Sat Apr 26 23:49:17 PDT 2014

================
Comment at: lib/Target/X86/X86ISelLowering.cpp:5418
@@ +5417,3 @@
+  SDValue V = FirstNonZero.getOperand(0);
+  unsigned CorrectIdx = cast<ConstantSDNode>(FirstNonZero.getOperand(1))
+                            ->getZExtValue() == FirstNonZeroIdx;
----------------
CorrectIdx here is boolean - 1 or 0. Further you do ++.

================
Comment at: lib/Target/X86/X86ISelLowering.cpp:5432
@@ +5431,3 @@
+    // ex: Getting one element from a vector, and the rest from another.
+    if (Elem.getOperand(0) != V)
+      return SDValue();
----------------
Looks like you are looking for a splat vector.
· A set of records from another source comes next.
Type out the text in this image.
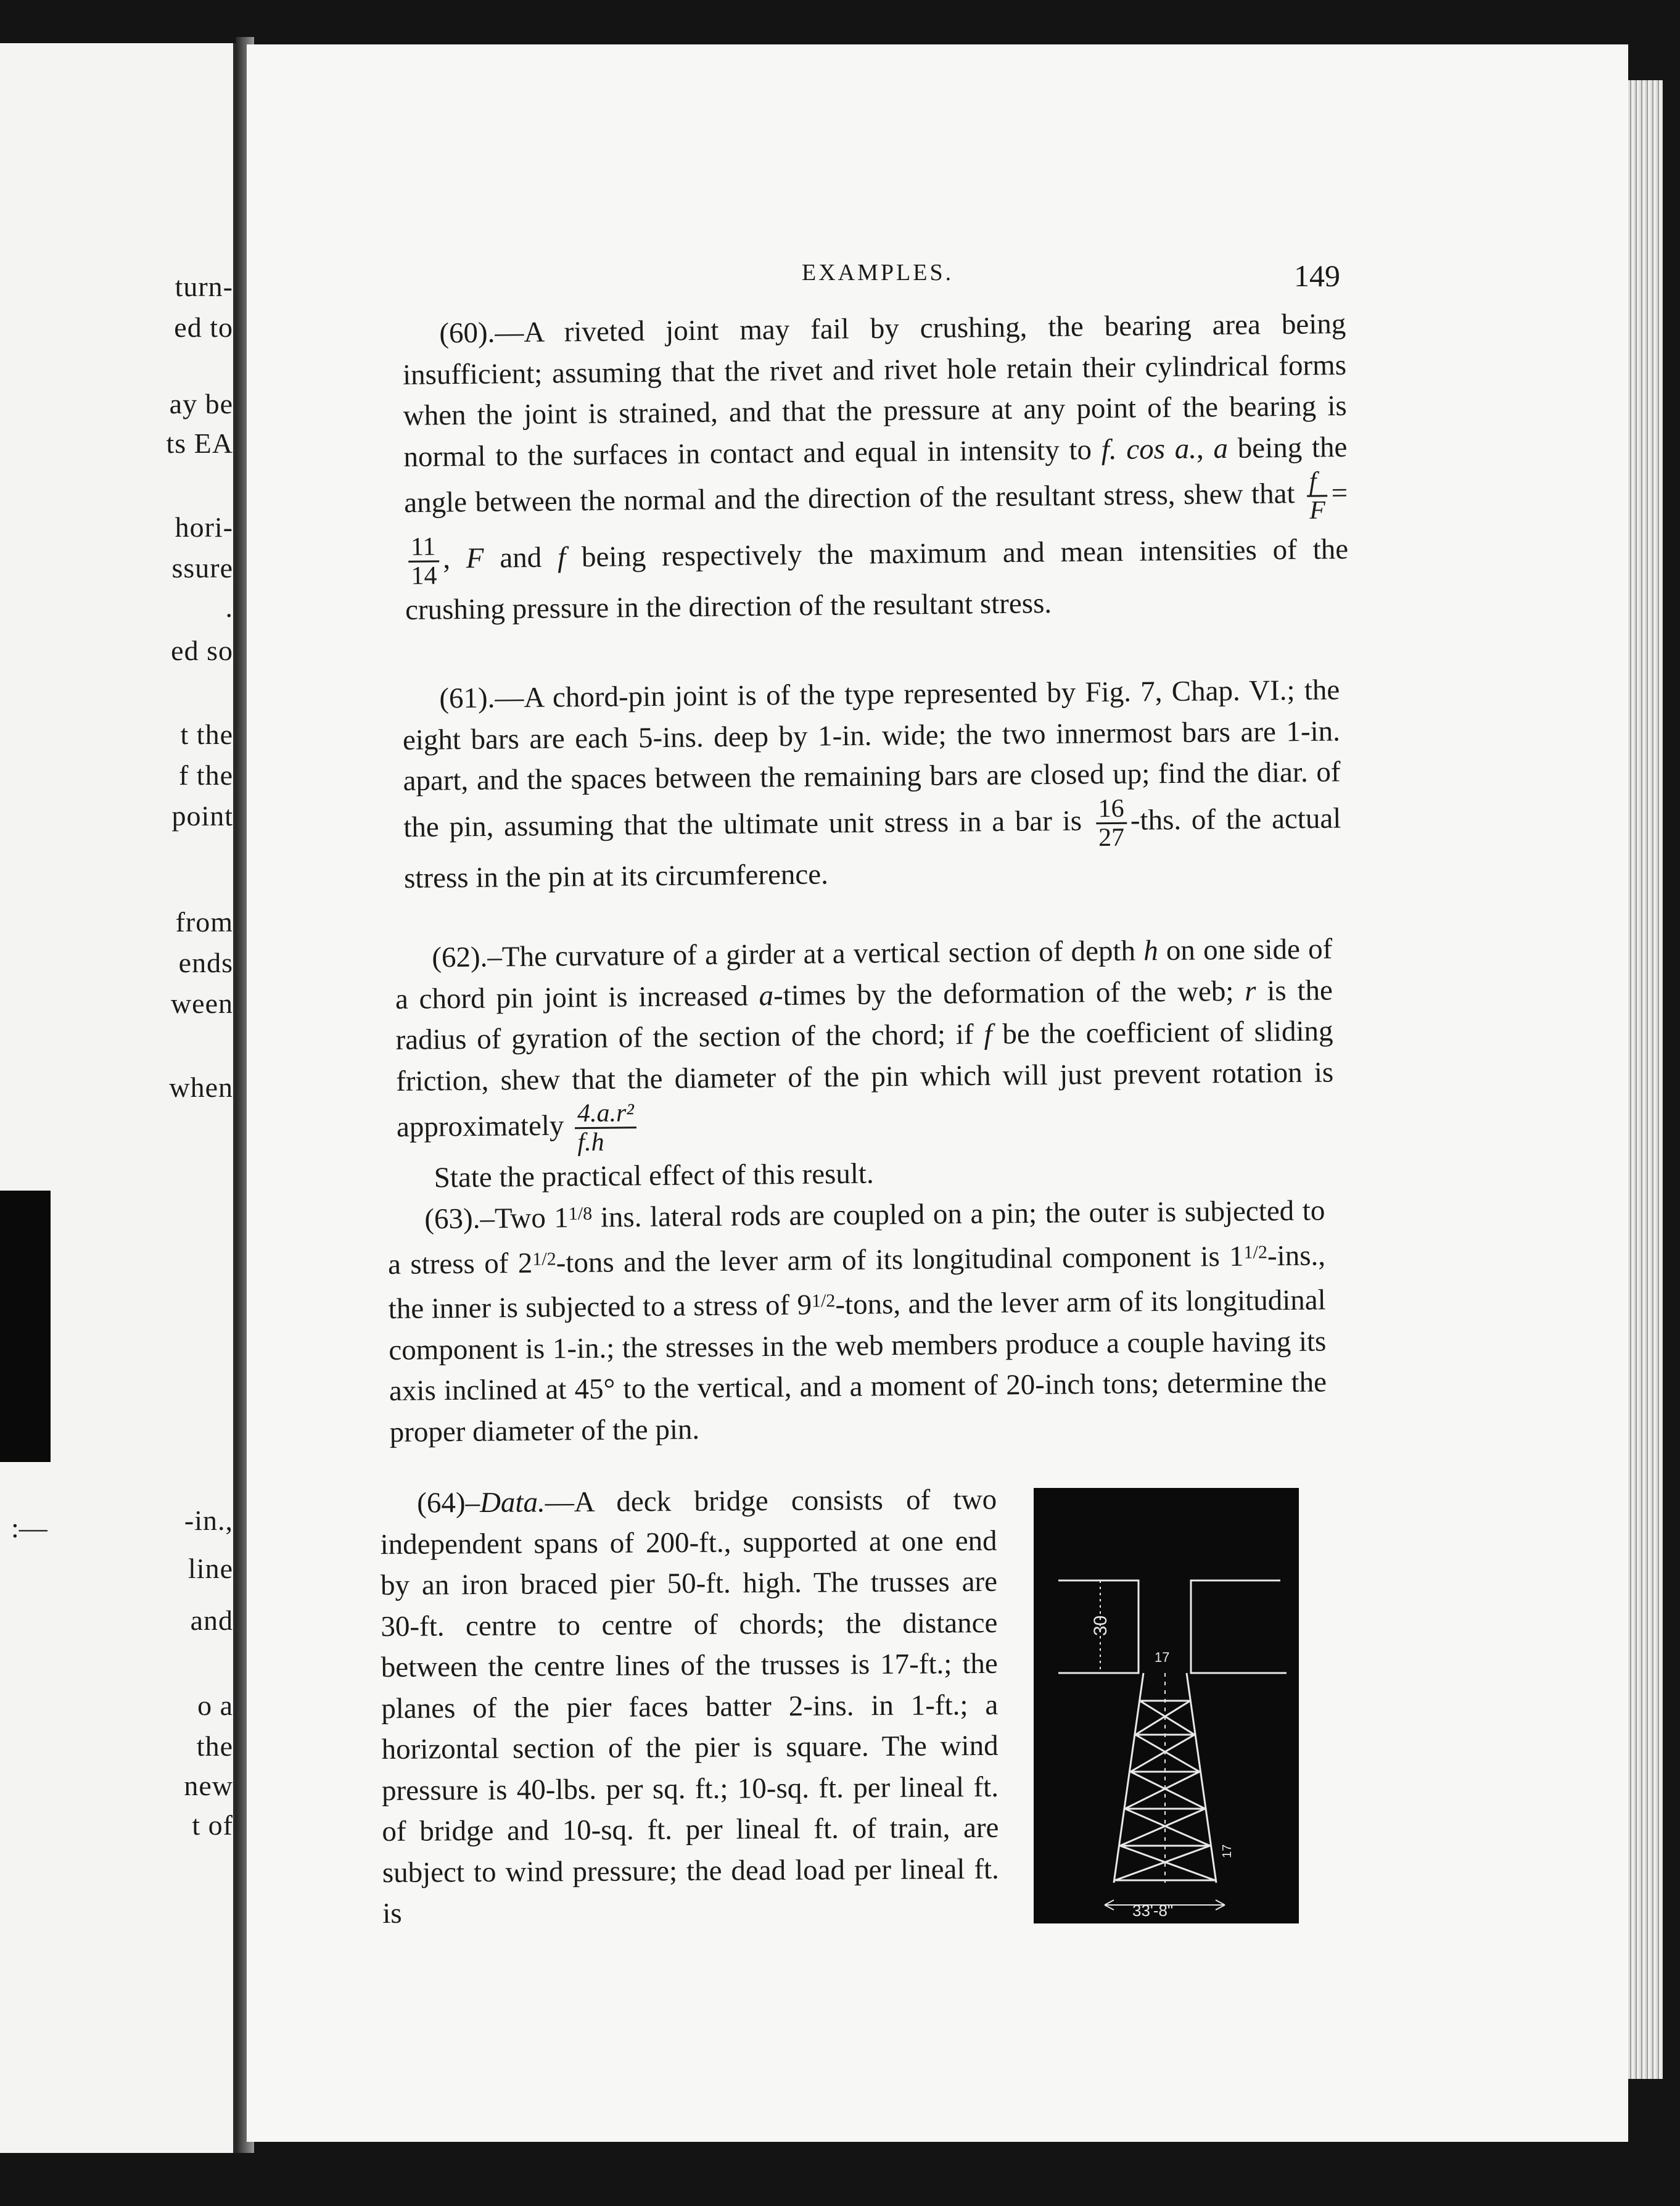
:—
turn-
ed to
ay be
ts EA
hori-
ssure
.
ed so
t the
f the
point
from
ends
ween
when
-in.,
line
and
o a
the
new
t of
EXAMPLES.	149

(60).—A riveted joint may fail by crushing, the bearing area being insufficient; assuming that the rivet and rivet hole retain their cylindrical forms when the joint is strained, and that the pressure at any point of the bearing is normal to the surfaces in contact and equal in intensity to f. cos a., a being the angle between the normal and the direction of the resultant stress, shew that $\frac{f}{F}$ =
$\frac{11}{14}$ , F and f being respectively the maximum and mean intensities of the crushing pressure in the direction of the resultant stress.

(61).—A chord-pin joint is of the type represented by Fig. 7, Chap. VI.; the eight bars are each 5-ins. deep by 1-in. wide; the two innermost bars are 1-in. apart, and the spaces between the remaining bars are closed up; find the diar. of the pin, assuming that the ultimate unit stress in a bar is $\frac{16}{27} -ths$. of the actual stress in the pin at its circumference.

(62).–The curvature of a girder at a vertical section of depth h on one side of a chord pin joint is increased a-times by the deformation of the web; r is the radius of gyration of the section of the chord; if f be the coefficient of sliding friction, shew that the diameter of the pin which will just prevent rotation is approximately $\frac{\text{4.a.r²}}{f.h}$

State the practical effect of this result.

(63).–Two $1^{1/8}$ ins. lateral rods are coupled on a pin; the outer is subjected to a stress of $2^{1/2}$-tons and the lever arm of its longitudinal component is $1^{1/2}$-ins., the inner is subjected to a stress of $9^{1/2}$-tons, and the lever arm of its longitudinal component is 1-in.; the stresses in the web members produce a couple having its axis inclined at 45° to the vertical, and a moment of 20-inch tons; determine the proper diameter of the pin.

(64)–Data.—A deck bridge consists of two independent spans of 200-ft., supported at one end by an iron braced pier 50-ft. high. The trusses are 30-ft. centre to centre of chords; the distance between the centre lines of the trusses is 17-ft.; the planes of the pier faces batter 2-ins. in 1-ft.; a horizontal section of the pier is square. The wind pressure is 40-lbs. per sq. ft.; 10-sq. ft. per lineal ft. of bridge and 10-sq. ft. per lineal ft. of train, are subject to wind pressure; the dead load per lineal ft. is

30
17
17
33'-8"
But if you want to use INSERTPS, your build-vector should include only one non-zero element.


================
Comment at: lib/Target/X86/X86ISelLowering.cpp:6204
@@ +6203,3 @@
+  if (EVTBits == 32) {
+    SDValue V = LowerBuildVectorv4x32(Op, NumElems, NonZeros, NumNonZero,
+                                      NumZero, DAG, Subtarget, *this);
----------------
What happens for 8x32 and 16x32 vectors here?

================
Comment at: test/CodeGen/X86/sse41.ll:331
@@ +330,3 @@
+; CHECK: ret
+  %vecext = extractelement <4 x float> %x, i32 0
+  %vecinit = insertelement <4 x float> undef, float %vecext, i32 0
----------------
Could you, please, explain what code you expect to see here? Is it only one insertps instruction?
Usually, such extract-insert chain we have for matrix transpose. But in this case the elements are extracted from different vectors.

http://reviews.llvm.org/D3521